In the lead up to this past Tuesday’s Bahamas show at the Cohn, there was an interesting debate raging over those people slapping ‘The’ in front of the Afie Jurvanen outfit Bahamas. It was one of those trivial, inconsequential arguments which rear their heads all too often in the twittersphere, but then again Bahamas is somewhat of an usual name for a musical act. However, after the sold out show at the Rebecca Cohn auditorium this week, it makes a lot more sense (more on that in a bit).
It’s funny how things change over the course of three years. Back in September of 2012, I remember standing on the Garrison Grounds trying to figure out Afie Jurvanen and his comrades’ (aka Bahamas) sound, as it was this interesting, somewhat sleepy fusion of new and old, but ultimately was more interested in seeing Father John Misty. Fast forward to July 2015 and I’m sitting 4th row for a sold out Bahamas show, a tour in support of the band’s most recent release (Bahamas is Afie) that found its way onto my best of 2014 list. The wonderful Mo Kenney was recently slated to this exciting bill, a provincial treasure who is much beloved in these parts, and personally my exposure to her work was rather limited. Needless to say the bar was rather high (especially since Jeff raved about her performance following the recent Joel Plaskett performance at this very venue).
It was shortly after the clock struck 8 that the house lights dimmed and the newly minted runner Ms. Kenney strolled onstage with her guitar and proceeded to charm the crowd with her beguiling performance. Between songs, Mo shared pieces of her life with a wry and sardonic sensibility telling us about having to strike an amicable balance between her love of cheeseburgers and disdain for running, her days at the North St Sobey’s and her encounter with a pizza loving pigeon. She had this comfortable ease about her, and that translated to her fantastic hook-laden folk-pop tracks such as “I Faked It”, “Deja Vu” and “Telephones”. They just drew you in with their forthright honesty, but the heartbreaking tale of befriending a unique classmate during math class, and his subsequent disappearance which is told in “Wind Will Blow” was the true standout, with its haunting beauty and soaring vocals. If you’re not familiar with Mo’s work, at times I was hearing similarities to Tegan and Sara, City and Colour and even producer Joel Plaskett all shining through at times during the set. The set was closed out by a delicate David Bowie tune entitled “Five Years”. The song’s (and set’s) unexpectedly abrupt and dramatic ending was a shock to the system, but it was one of my favourite opening sets in recent memory.

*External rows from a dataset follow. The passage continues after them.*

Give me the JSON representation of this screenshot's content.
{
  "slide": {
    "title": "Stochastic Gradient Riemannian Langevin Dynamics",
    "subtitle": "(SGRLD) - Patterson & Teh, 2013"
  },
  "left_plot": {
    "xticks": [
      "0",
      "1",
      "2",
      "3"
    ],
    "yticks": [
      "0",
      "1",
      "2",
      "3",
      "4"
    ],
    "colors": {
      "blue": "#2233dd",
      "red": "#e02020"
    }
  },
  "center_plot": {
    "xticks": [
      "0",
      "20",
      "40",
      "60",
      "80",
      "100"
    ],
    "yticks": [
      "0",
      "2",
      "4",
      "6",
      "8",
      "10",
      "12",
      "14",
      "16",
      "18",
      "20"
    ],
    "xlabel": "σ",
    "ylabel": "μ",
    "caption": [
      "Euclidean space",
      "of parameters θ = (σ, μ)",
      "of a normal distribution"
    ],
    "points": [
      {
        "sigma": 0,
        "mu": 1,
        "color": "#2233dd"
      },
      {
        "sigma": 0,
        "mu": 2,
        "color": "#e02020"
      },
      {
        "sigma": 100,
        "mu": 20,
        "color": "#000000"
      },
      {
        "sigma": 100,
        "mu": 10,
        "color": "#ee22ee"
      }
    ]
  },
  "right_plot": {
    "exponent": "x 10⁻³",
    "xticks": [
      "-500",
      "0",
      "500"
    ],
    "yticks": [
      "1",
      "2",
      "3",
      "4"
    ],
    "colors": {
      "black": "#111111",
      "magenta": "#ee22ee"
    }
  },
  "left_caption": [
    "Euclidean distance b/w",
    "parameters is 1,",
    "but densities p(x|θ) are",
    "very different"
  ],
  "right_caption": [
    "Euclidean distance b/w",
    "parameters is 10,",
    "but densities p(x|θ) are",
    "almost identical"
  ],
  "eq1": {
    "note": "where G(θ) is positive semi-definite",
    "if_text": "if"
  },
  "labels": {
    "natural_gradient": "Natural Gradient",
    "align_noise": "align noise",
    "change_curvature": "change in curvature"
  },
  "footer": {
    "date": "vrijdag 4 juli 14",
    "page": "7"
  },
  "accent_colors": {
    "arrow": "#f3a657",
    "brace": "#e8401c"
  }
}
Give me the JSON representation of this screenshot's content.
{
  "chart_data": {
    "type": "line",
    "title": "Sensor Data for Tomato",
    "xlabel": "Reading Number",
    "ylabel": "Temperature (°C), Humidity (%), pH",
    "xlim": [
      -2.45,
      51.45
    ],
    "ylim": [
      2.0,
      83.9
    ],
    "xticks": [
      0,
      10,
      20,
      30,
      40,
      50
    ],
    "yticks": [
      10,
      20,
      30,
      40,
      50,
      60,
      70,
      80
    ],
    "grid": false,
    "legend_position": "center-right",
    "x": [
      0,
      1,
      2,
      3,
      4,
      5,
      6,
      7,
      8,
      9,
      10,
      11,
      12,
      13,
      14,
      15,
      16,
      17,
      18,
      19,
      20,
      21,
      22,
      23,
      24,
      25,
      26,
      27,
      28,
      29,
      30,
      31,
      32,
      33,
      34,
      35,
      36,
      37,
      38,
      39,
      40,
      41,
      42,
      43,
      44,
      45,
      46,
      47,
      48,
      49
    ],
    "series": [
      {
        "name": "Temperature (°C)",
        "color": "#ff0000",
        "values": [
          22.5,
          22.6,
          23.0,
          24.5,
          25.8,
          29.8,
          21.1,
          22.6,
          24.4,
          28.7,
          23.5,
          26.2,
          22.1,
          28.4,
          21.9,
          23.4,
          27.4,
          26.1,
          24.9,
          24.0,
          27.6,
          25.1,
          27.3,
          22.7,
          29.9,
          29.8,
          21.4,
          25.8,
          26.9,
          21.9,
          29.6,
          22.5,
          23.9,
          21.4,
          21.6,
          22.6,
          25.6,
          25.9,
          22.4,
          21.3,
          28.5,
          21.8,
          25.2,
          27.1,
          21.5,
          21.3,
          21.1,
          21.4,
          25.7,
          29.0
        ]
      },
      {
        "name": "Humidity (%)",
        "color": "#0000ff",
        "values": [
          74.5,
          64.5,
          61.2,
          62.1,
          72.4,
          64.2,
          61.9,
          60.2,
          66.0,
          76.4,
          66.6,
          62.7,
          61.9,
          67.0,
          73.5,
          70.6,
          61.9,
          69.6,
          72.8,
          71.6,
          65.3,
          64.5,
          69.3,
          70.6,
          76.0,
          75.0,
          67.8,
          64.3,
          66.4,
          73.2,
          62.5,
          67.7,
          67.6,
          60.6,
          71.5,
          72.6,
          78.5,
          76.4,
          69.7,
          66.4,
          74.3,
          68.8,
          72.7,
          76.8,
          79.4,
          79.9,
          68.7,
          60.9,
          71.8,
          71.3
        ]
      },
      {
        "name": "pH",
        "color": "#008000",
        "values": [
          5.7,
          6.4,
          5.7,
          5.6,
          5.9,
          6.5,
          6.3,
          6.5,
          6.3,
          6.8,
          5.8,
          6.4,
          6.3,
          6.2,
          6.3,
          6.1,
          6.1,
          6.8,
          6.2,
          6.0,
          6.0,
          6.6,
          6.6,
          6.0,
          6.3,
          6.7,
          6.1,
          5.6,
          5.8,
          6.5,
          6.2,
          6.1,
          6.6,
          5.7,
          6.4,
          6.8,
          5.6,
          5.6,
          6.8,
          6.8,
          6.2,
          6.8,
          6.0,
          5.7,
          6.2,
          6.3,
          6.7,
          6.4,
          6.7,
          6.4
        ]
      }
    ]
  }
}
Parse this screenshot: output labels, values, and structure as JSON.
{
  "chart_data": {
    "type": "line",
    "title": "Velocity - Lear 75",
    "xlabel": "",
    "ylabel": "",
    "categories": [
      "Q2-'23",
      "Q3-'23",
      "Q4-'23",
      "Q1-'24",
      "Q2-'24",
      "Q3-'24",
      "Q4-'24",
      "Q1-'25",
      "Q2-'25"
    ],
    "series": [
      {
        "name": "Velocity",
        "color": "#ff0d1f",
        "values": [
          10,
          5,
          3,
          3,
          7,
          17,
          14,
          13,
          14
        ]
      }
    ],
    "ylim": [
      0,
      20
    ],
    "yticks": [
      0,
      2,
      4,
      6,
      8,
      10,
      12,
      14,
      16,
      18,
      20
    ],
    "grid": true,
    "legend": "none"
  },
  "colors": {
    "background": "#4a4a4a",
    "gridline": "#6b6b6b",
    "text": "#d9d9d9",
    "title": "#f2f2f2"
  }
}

Then it was time for time for Afie (Vocals/Guitar) and his comrades Christine Bougie (Guitar), Jason Tait (Drums), Darcy Yates (Bass) and Felicity Williams (Vocals) to take the stage. You couldn’t have chosen a better venue than the Cohn when the show was initially announced, because in listening to Bahamas is Afie, you can hear the tone of Afie’s voice and imagine it simply filling that auditorium space like a glove. From the moment the band walked onstage and the opening notes of “All I’ve Ever Known” were uttered, you knew the crowd was in for a treat, as that space sounded as good (if not better) than imagined. It actually improved upon the studio recordings, as the little bluesy licks, interludes, and bent notes of Afie’s guitar work are buried somewhat on the album, but here they added an interesting layer of musicality that was somewhat unexpected, to an already warm and lush sound.
I thought to myself about 4-5 songs into the set, about the lack of interaction between the singer and the audience and wondered if I would be having conversations with people afterwards (like I had following the Tragically Hip show earlier this year) about the lack of interaction. Fortunately, this was not to be the case, as Afie stopped to explain his somewhat unusual choice of attire (which was somewhat odd, considering the show in 2012 had him performing in a suit). He explained that it was initially a choice made of necessity at a roadside market, but his brilliant wife instructed him to cut the bottom free to make the over-sized sweatshirt into more of a flowing t-shirt. It was a great bonding moment, and then he dove back into the set. It was jokingly explained that while the album was released a year ago, it does take that long to get to Nova Scotia, but he was also appreciative that it was a sold out show, as Afie wasn’t sure how many people were still familiar with his work.
The crowd was more than pleased with a set which ran roughly 90 minutes and includes cuts from all 3 Bahamas records, including the prerequisites from Bahamas is Afie such as the 10-years-in-the-making “Stronger Than That”, “Waves” and the set closer “All The Time”. It was the Barchords cut “Lost in the Light” which really had this writer swooning, as it showcased how good the band sounded in this room; the sound simply soared and had the appreciated crowd absolutely enthralled. Then with another pair of tunes, the band bid the crowd adieu and the house lights came up. Outside, it was a fairly typical Maritime night, wet, damp and sort of blustery, but inside it was a warm summery breeze flowing from the stage, from Afie Jurvanen’s warm, smooth delivery and the support of his distinguished band. It was clear once all was said and done, exactly why Afie is Bahamas.